Schrecklicher Verdacht: Biete ich
für solchen Unsinn einfach nicht das passende
Publikum?
Oder
bewährt es sich nun doch, dass ich Kommentare mit persönlichen Herabsetzungen konsequent lösche? Und keine anonymen
Anmerkungen akzeptiere? Aber das hat die Quengel-Fraktion vor Corona doch
auch nicht abgehalten!

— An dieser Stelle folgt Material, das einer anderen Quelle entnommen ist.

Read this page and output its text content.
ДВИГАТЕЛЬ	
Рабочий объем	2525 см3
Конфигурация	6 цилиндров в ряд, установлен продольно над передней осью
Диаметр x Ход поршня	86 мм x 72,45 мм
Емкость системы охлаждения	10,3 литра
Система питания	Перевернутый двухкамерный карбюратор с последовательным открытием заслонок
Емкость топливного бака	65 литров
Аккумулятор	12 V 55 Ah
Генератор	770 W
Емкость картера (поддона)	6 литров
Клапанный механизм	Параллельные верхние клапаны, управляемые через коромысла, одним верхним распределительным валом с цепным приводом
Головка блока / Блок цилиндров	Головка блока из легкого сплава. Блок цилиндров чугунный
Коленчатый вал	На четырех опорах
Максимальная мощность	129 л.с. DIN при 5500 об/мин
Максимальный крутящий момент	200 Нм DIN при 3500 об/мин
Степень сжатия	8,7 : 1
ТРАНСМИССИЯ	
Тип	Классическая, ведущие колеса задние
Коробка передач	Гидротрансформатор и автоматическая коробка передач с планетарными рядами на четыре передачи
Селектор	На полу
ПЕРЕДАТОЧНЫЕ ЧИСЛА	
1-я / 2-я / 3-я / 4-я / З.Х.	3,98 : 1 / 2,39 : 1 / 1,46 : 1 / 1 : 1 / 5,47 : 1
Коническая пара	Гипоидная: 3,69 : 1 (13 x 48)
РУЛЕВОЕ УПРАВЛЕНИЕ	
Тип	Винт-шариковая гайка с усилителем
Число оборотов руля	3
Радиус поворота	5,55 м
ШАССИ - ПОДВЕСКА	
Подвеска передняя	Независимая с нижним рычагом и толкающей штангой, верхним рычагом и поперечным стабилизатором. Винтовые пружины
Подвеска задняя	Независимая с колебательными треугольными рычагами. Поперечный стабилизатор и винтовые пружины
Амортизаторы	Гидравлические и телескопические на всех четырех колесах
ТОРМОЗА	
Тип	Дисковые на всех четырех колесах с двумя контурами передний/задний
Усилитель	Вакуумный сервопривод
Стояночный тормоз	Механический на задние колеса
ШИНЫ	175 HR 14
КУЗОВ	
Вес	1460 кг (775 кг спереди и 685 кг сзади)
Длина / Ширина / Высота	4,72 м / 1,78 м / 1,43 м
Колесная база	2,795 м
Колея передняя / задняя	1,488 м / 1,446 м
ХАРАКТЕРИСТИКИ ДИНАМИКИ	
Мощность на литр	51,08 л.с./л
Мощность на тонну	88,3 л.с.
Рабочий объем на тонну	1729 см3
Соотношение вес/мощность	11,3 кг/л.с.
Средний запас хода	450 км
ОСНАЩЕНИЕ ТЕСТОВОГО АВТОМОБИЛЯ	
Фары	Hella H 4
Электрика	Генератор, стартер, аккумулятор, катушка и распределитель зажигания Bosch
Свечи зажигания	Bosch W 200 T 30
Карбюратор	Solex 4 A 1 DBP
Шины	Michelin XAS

Motto: „Sie können
das gerne löschen – ich wollte nur, dass Sie persönlich es mal lesen.“ Hat
man nun den Spielplatz verlegt?
Die
Corona-Spinner sammeln sich derzeit
ja an zwei Fronten mit täglichem
Schlachtgetöse in den „sozialen“ Medien:
Die
einen, so fürchte ich, bildeten im Tango schon immer die Fraktion „Gürtel plus Hosenträger“: Nur strengste Regeln könnten das Chaos auf
dem Parkett verhindern. Erst recht führt jetzt eine reale Gefahr wie die Virus-Seuche beim eher angejahrten Publikum zu Angstpsychosen.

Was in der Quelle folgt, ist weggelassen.